Alicia Szekeres, co-owner of Nature Stone of Wisconsin, agrees that outdoor rooms are in demand. She says clients like her composite stone flooring because the natural materials blend into the landscape, and it offers a more finished look than bare concrete. It also stands up well to Wisconsin winters, so ongoing maintenance isn’t a worry for homeowners.

She also sees her share of outdoor kitchens, and notes that Nature Stone is a popular choice for outdoor kitchen flooring. FDA-approved, Nature Stone is safe enough to eat off. Although most people won’t do that, especially outdoors, Szekeres says many clients appreciate the safety of the product. “If you wanted to, you really could eat off it,” she says. “And with no VOCs, it benefits the environment, inside or out.”

While pools and outdoor kitchens can have high price tags, not all outdoor projects have to delay your retirement. Sometimes breaking a project down into phases can make the cost more manageable.

While hardscaping projects, such as patios, driveways or outdoor kitchens, are best done in one fell swoop, much of landscaping can be done incrementally over time. “Fortunately, landscaping a back yard isn’t like remodeling a kitchen,” Handschke says. “We can start and stop wherever is convenient, and we don’t have to do the entire thing at once.”

Balousek says Sugar River Landscape Group works with many clients who pursue projects in stages as they have time and money. For some clients, Balousek helps develop a plan, and then the client decides what to pursue independently and which portions to hire out. Plans include not only what to put in, but also what to remove. Restoration is a big part of Sugar River Landscape Group’s business, and strategically removing or cutting back overgrowth takes time and effort, just as planting and growing does.

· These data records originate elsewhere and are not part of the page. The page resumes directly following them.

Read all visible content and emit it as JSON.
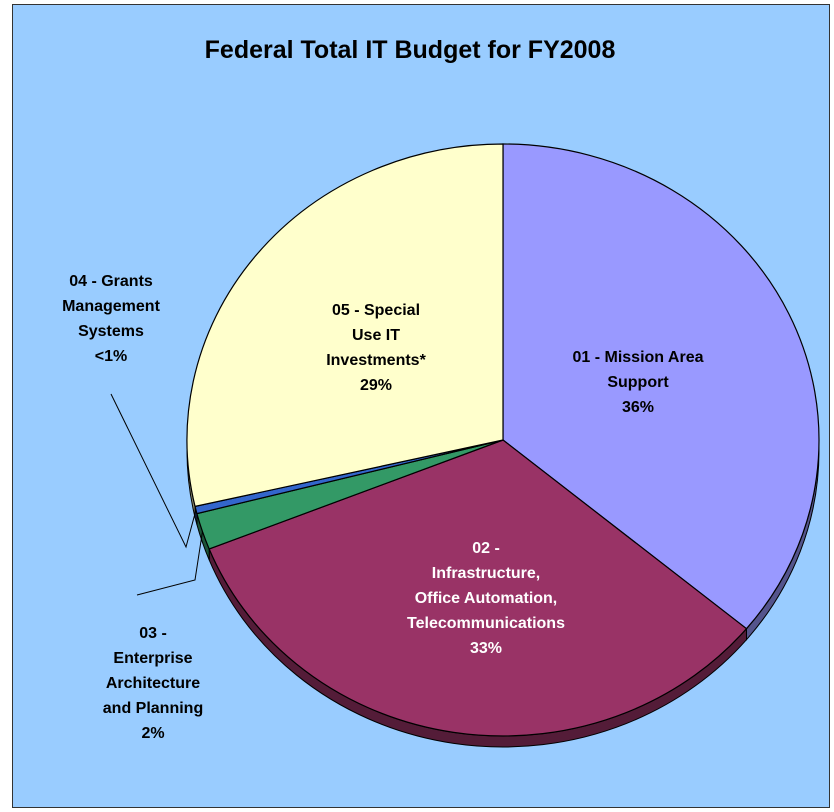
{
  "chart_data": {
    "type": "pie",
    "title": "Federal Total IT Budget for FY2008",
    "slices": [
      {
        "category": "01 - Mission Area Support",
        "label_lines": [
          "01 - Mission Area",
          "Support"
        ],
        "pct_label": "36%",
        "value": 36,
        "color": "#9999ff"
      },
      {
        "category": "02 - Infrastructure, Office Automation, Telecommunications",
        "label_lines": [
          "02 -",
          "Infrastructure,",
          "Office Automation,",
          "Telecommunications"
        ],
        "pct_label": "33%",
        "value": 33,
        "color": "#993366"
      },
      {
        "category": "03 - Enterprise Architecture and Planning",
        "label_lines": [
          "03 -",
          "Enterprise",
          "Architecture",
          "and Planning"
        ],
        "pct_label": "2%",
        "value": 2,
        "color": "#339966"
      },
      {
        "category": "04 - Grants Management Systems",
        "label_lines": [
          "04 - Grants",
          "Management",
          "Systems"
        ],
        "pct_label": "<1%",
        "value": 0.4,
        "color": "#3366cc"
      },
      {
        "category": "05 - Special Use IT Investments*",
        "label_lines": [
          "05 - Special",
          "Use IT",
          "Investments*"
        ],
        "pct_label": "29%",
        "value": 28.6,
        "color": "#ffffcc"
      }
    ]
  }
}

Regardless of whether you are planting or pruning, an expert can offer valuable help before you start to dig or snip. “Many people really have no idea where to start or what to do,” Balousek says.

The plan is also a great tool for the do-it-yourselfer who might have the time and energy but not the design skills or landscaping knowledge. For some this shared approach is essential. They get to reap the rewards but with a smaller price tag.

Thiess at Automation Arts also consults on plans and sells equipment to do-it-yourselfers. It helps, he says, to work with clients to determine technical requirements and to design projects that will stand up to weather, yard work and other exposure. Yet homeowners can stretch their audio-visual budgets a little further if they’re willing to run some of the wires and install products on their own.

Other strategies to save money include buying smaller plant stock, Handschke says. “If a homeowner is willing to be a bit more patient, they will still end up with a highly desirable space without expending the money,” he explains.

Balousek says he can also pass along some of his bulk-buying discounts to clients who work with him on planning and other projects, even if the clients do most of the planting themselves. He and the other experts agree that it’s worth a consultation to find out what the optimal breakdown of services is for each project, as that varies based on site, materials, plant stock and other factors.

Of course, swimming pools and complex wiring for outdoor electronics are often best left to professionals, especially for homeowners with little do-it-yourself experience. Also, products like Nature Stone require expert application.